30. A penetration-reactive security passway door as claimed in claim 26 wherein:

an antipersonnel chemical agent is added to said foaming agent; and

said foaming agent is configured to be substantially inert with respect to said added chemical agent.

31. A penetration-resistant modular security passway comprising:

a concrete vestibule coupled to a structure entrance and controlling passage therethrough, said vestibule having a plurality of reinforcing members cast therein and a plurality of lifting lugs located thereon;

a passive antipersonnel device embedded within a wall of said vestibule;

a penetration-reactive security door controlling access to said vestibule, said door having a substruction with a first face, a second face, an inside periphery, and a space within said inside periphery, said door also having a first grate affixed to said first face, a first cladding affixed to said first grate, a second grate affixed to said second face, and a second cladding affixed to said second grate;

a metallic cable woven throughout said space and coupled to said inside periphery at a plurality of locations;

a plurality of individually sealed tubes suspended within said space, said sealed tubes containing a foaming agent under pressure;

a girdle having a first reinforcement plate affixed upon said first cladding, a second reinforcement plate affixed upon said second cladding, and an inter-plate attachment device affixing said first reinforcement plate to said second reinforcement plate through said door; and

a doorframe having a hinge jamb attached to one of said reinforcing members and a plurality of studs for protrusion into said door, and said doorframe having a strike jamb attached to one of said reinforcing members and a plurality of deadbolts for protrusion into said door.

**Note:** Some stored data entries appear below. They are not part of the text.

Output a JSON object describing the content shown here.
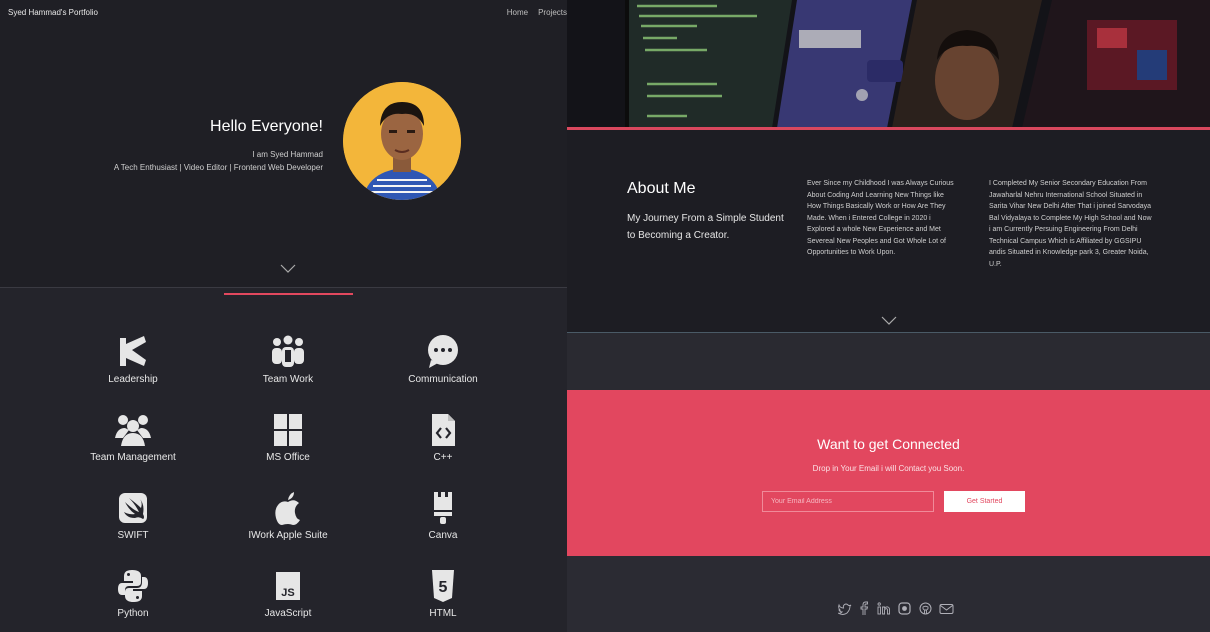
{
  "left": {
    "brand": "Syed Hammad's Portfolio",
    "nav": [
      "Home",
      "Projects"
    ],
    "hero": {
      "title": "Hello Everyone!",
      "line1": "I am Syed Hammad",
      "line2": "A Tech Enthusiast | Video Editor | Frontend Web Developer"
    },
    "skills": [
      {
        "label": "Leadership",
        "icon": "megaphone-icon"
      },
      {
        "label": "Team Work",
        "icon": "team-icon"
      },
      {
        "label": "Communication",
        "icon": "chat-icon"
      },
      {
        "label": "Team Management",
        "icon": "users-icon"
      },
      {
        "label": "MS Office",
        "icon": "windows-icon"
      },
      {
        "label": "C++",
        "icon": "code-file-icon"
      },
      {
        "label": "SWIFT",
        "icon": "swift-icon"
      },
      {
        "label": "IWork Apple Suite",
        "icon": "apple-icon"
      },
      {
        "label": "Canva",
        "icon": "brush-icon"
      },
      {
        "label": "Python",
        "icon": "python-icon"
      },
      {
        "label": "JavaScript",
        "icon": "js-icon",
        "badge": "JS"
      },
      {
        "label": "HTML",
        "icon": "html5-icon",
        "badge": "5"
      }
    ]
  },
  "right": {
    "about": {
      "title": "About Me",
      "subtitle": "My Journey From a Simple Student to Becoming a Creator.",
      "col1": "Ever Since my Childhood I was Always Curious About Coding And Learning New Things like How Things Basically Work or How Are They Made. When i Entered College in 2020 i Explored a whole New Experience and Met Severeal New Peoples and Got Whole Lot of Opportunities to Work Upon.",
      "col2": "I Completed My Senior Secondary Education From Jawaharlal Nehru International School Situated in Sarita Vihar New Delhi After That i joined Sarvodaya Bal Vidyalaya to Complete My High School and Now i am Currently Persuing Engineering From Delhi Technical Campus Which is Affiliated by GGSIPU andis Situated in Knowledge park 3, Greater Noida, U.P."
    },
    "connect": {
      "title": "Want to get Connected",
      "subtitle": "Drop in Your Email i will Contact you Soon.",
      "email_placeholder": "Your Email Address",
      "button": "Get Started"
    },
    "social": [
      "twitter-icon",
      "facebook-icon",
      "linkedin-icon",
      "instagram-icon",
      "github-icon",
      "email-icon"
    ]
  },
  "colors": {
    "accent": "#e2475f",
    "bg_dark": "#24242b"
  }
}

32. A penetration-resistant modular security passway configured to secure a structure entrance, said passway comprising:

a concrete vestibule coupled to said structure entrance and controlling passage therethrough, said vestibule being fabricated of concrete into which a plurality of reinforcing members has been cast, and said vestibule including a means for engagement of a lifting mechanism to facilitate movement of said vestibule;

said concrete vestibule has a wall;

said concrete vestibule comprises an antipersonnel device embedded within said wall; and

a penetration-reactive security door coupled to said concrete vestibule and controlling access thereto.

33. A penetration-resistant modular security passway as claimed in claim 32 wherein:

said antipersonnel device is a passive antipersonnel device having projectiles; and

said vestibule wall and said antipersonnel device are configured so that an explosive penetration of said passway causes said antipersonnel device to propel said projectiles into an external area proximate to said wall.

34. A penetration-resistant modular security passway configured to secure a structure entrance, said passway comprising:

a plurality of walls coupled together and configured to form a concrete vestibule, said walls being fabricated of concrete into which a plurality of reinforcing members has been cast;

a penetration-reactive security door coupled to one of said walls and configured to control access to said vestibule; and

an antipersonnel device embedded within one of said walls.

35. A penetration-resistant modular security passway as claimed in claim 34 wherein:

said antipersonnel device is a passive antipersonnel device having projectiles; and

said one wall and said antipersonnel device are configured so that an explosive penetration of said security door causes said antipersonnel device to propel said projectiles into an external area proximate to said one wall.